Olivier Père

Coffret Andrzej Żuławski

Ce coffret réunit les trois premiers films polonais de Andrzej Żuławski : La Troisième Partie de la nuit (1971), Le Diable (1972) et Sur le globe d’argent, dont le tournage débute en 1977, mais est interrompu par le ministère du cinéma et achevé seulement en 1988 après de longs déboires. L’éditeur Le Chat qui fume permet aux cinéphiles de revoir ou de découvrir en versions restaurées les œuvres de jeunesse d’un cinéaste démiurge et tourmenté. Ils pourront vérifier que le style excessif, le pessimisme et les visions infernales de Żuławski hantaient son cinéma de ses premiers essais. La Troisième Partie de la nuit, qui reste un de ses meilleurs films, témoigne d’une maîtrise impressionnante. Le film revient sur l’oppression nazie dans la Pologne occupée, avec des appels au fantastique mais aussi à la biographie familiale du jeune réalisateur.

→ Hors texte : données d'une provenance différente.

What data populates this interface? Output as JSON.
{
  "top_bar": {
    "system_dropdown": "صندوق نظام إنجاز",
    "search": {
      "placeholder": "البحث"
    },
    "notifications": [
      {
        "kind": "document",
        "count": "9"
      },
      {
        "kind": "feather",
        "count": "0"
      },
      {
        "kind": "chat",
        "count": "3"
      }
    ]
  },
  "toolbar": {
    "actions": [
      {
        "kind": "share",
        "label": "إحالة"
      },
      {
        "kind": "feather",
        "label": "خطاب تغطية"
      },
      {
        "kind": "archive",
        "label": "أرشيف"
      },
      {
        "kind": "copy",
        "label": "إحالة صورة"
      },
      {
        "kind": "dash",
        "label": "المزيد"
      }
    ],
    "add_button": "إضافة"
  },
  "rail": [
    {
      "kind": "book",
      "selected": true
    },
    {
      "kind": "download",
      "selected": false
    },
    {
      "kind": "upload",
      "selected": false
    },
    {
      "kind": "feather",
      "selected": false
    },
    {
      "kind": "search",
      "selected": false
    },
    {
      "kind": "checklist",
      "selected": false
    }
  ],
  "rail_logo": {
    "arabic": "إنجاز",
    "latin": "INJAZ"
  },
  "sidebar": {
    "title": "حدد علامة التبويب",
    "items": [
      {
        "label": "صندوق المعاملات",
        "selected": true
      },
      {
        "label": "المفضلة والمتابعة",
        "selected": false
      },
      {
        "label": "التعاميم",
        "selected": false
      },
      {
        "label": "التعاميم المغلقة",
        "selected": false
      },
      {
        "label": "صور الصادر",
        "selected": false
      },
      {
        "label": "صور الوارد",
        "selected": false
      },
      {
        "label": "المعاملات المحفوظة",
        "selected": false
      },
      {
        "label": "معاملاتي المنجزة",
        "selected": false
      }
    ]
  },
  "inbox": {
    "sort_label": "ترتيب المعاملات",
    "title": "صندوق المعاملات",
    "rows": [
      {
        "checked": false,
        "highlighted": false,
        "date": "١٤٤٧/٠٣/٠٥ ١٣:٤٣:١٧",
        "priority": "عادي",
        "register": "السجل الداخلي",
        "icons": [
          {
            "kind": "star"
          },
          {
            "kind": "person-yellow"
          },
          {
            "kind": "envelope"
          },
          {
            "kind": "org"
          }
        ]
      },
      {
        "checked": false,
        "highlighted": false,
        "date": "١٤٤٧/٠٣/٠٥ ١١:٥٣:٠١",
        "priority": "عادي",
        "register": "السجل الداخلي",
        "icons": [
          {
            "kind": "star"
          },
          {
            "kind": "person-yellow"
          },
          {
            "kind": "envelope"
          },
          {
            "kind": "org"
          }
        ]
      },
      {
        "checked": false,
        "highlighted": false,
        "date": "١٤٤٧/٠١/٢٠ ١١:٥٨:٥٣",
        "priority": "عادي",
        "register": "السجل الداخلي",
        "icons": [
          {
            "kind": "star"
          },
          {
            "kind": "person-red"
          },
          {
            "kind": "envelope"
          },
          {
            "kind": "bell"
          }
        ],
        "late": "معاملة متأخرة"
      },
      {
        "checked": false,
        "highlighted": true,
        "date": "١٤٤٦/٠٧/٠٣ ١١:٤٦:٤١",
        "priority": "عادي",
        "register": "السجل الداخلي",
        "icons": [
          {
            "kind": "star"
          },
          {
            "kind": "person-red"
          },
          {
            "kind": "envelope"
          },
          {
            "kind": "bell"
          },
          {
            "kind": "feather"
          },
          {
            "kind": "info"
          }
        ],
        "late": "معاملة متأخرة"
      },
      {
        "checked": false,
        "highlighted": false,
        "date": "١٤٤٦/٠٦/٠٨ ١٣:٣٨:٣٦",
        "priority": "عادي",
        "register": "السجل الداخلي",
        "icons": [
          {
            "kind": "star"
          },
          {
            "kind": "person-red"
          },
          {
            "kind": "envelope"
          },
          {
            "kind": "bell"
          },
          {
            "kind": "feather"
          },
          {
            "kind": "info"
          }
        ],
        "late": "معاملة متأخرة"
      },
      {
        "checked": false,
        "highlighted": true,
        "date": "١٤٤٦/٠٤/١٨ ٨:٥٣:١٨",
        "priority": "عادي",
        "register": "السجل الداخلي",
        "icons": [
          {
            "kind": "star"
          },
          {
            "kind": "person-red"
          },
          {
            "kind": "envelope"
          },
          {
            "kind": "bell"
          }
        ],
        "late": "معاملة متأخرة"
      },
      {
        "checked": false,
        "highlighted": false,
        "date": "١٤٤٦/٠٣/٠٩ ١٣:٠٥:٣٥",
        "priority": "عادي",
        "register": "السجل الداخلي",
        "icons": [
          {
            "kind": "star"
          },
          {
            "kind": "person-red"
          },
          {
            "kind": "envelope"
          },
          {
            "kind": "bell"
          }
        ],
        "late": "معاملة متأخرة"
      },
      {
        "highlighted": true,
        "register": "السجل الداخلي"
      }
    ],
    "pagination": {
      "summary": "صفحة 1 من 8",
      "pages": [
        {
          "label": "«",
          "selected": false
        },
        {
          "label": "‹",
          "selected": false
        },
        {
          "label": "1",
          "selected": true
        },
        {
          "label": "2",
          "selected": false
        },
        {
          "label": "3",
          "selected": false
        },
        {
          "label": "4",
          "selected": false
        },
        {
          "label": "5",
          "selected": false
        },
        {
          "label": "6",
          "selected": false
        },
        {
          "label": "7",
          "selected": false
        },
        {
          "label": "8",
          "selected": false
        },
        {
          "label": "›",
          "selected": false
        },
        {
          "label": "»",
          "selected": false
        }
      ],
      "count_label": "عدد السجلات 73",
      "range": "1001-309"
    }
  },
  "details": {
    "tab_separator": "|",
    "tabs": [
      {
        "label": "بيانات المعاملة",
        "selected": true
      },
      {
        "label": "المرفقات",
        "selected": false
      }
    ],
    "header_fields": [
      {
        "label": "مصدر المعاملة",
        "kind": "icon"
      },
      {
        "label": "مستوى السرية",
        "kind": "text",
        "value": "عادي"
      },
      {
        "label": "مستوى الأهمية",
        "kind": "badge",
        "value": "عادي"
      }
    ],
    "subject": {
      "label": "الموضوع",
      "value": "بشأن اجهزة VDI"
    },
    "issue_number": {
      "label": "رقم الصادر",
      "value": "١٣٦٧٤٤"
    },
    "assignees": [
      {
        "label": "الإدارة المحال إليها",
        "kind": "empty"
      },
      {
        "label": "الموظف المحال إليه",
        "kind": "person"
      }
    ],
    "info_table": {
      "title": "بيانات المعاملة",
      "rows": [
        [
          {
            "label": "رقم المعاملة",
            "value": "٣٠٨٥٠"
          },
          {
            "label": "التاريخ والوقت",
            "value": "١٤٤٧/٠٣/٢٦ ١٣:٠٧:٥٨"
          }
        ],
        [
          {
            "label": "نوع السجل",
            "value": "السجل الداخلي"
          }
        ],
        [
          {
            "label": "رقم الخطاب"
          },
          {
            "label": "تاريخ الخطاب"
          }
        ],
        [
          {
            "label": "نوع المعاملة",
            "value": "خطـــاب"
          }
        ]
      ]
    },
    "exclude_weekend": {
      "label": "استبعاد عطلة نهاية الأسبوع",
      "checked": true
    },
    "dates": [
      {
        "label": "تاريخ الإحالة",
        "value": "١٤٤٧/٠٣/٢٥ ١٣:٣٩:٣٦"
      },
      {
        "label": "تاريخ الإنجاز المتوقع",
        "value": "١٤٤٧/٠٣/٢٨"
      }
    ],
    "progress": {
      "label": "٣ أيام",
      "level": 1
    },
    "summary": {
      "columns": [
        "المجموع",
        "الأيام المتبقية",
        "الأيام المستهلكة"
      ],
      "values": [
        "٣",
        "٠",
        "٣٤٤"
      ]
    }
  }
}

On y trouve déjà le motif du dédoublement féminin qui reviendra dans Possession. Le Diable se situe à la fin du XVIIIe siècle et narre l’odyssée criminelle d’un jeune officier dans une Pologne en décomposition. Le film, d’une extrême violence et d’une maestria aussi extrême, sera interdit par les autorités polonaises. Il est interprété, comme La Troisième Partie de la nuit, par la belle Małgorzata Braunek, alors mariée avec le réalisateur. Le succès français de L’Important c’est d’aimer lui accorde un bref retour en grâce en Pologne. Żuławski est invité à réaliser un film à gros budget et choisit Sur le globe d’argent, d’après un roman de SF écrit par son grand-oncle. Le ministre du cinéma interrompt le tournage et le film reste maudit à tout jamais, malgré une résurrection en 1988, où les fragments du film sont montés par le cinéaste, agrémentés de scènes additionnelles. Sur le globe d’argent se révèle au bout du compte un trip mystico-gore, quelque part entre Tarkovski et un film bis italien postapocalyptique. Le cinéaste place des caméras sur les combinaisons de ses cosmonautes, qui enregistrent l’action en vision subjective, ce qui a permis à son assistant français Nicolas Boukhrief d’affirmer qu’il avait inventé le sous-genre du « found footage », quelques années avant Cannibal Holocaust de Ruggero Deodato.

Żuławski a toujours déchainé les passions, en France comme en Pologne. On ne peut cependant lui enlever ses talents de visionnaire, son ambition et sa maestria. Ses films sont à la fois magnifiques et épuisants pour le spectateur, entraîné dans un tourbillon de hurlements et de convulsions. Son style excessif, sa noirceur virent parfois à la gesticulation mais ses premiers films polonais recèlent des moments magiques de pure mise en scène et de poésie visuelle. C’est un cinéma de la transe, qui peut fasciner ou exaspérer mais qui ne laisse personne indifférent.

Le Chat qui fume nous a habitué à de très beaux coffrets, celui-ci ne déroge pas à la règle. Il faut saluer le choix éditorial de montrer enfin les premiers films polonais de Żuławski en HD, avec un matériel d’excellente qualité. Le Chat qui fume a procédé à un travail de restauration (réétalonnage et nettoyage) pour cette édition. Deux critiques reviennent sur les années polonaises du réalisateur. Mais surtout, le coffret propose un documentaire exceptionnel, Évasion sur le globe d’argent (2021) qui revient sur la production houleuse et l’interruption du tournage du film maudit de Żuławski, et qu’on est en droit de préférer au film lui-même – comme on peut préférer le making-of Burden of Dreams de Les Blank, tourné pendant la production chaotique de Fitzcarraldo, au film de Werner Herzog.